A centrifuge separates liquids containing components that have different densities, such as blood or urine. After unpacking the instrument, wait at least four hours so it can reach room temperature. This time allows any condensation that may have formed to evaporate. When installing:

  • Leave 30 cm clearance around the instrument to ensure airflow
  • Position it away from heating sources or direct sunlight.
  • Ensure the voltage and frequency of the main power supply match the requirements of the centrifuge
  • Plug in the centrifuge and switch it on. The standby light should activate.
  • Go to the main menu. Select settings, language, and choose the language. Some units want confirmation after each step. Press the back arrow to return to the main menu.
  • Set the date and time, following the same steps. Notice whether the device automatically adjusts for daylight savings time.
  • Insert the rotor. On swing-bucket rotors, first remove the buckets. (Watch your fingers.) Use both hands to lift the rotor cross. If your model comes with a special rotor insertion or removal tool, use it.

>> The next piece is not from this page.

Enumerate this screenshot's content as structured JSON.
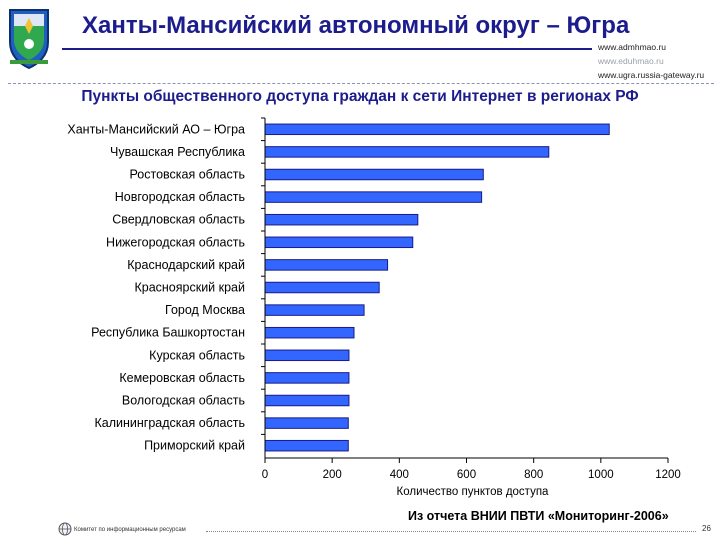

  • Place the rotor on the motor shaft and use the rotor key that accompanies the instrument to tighten the rotor nut (clockwise)
  • Wait a few moments for the instrument to detect the rotor and to set the maximum speed, if your model has an automatic rotor detection feature. If this rotor exceeds the speed of a previous rotor on that device, expect a note to appear specifying the new maximum speed. You can either adjust the speed or restart the centrifuge.
  • To manually initiate rotor detection, turn the rotor counterclockwise, by hand.
  • Check the g-force (rcf) and speed (rpm) of the rotor.
  • Follow the normal guidelines for use, taking care to balance the load within the centrifuge to avoid damaging the instrument.

This step-by-step guidance offers the basic installation processes for common life science lab instruments. Technicians are often available to address any questions or troubleshoot issues.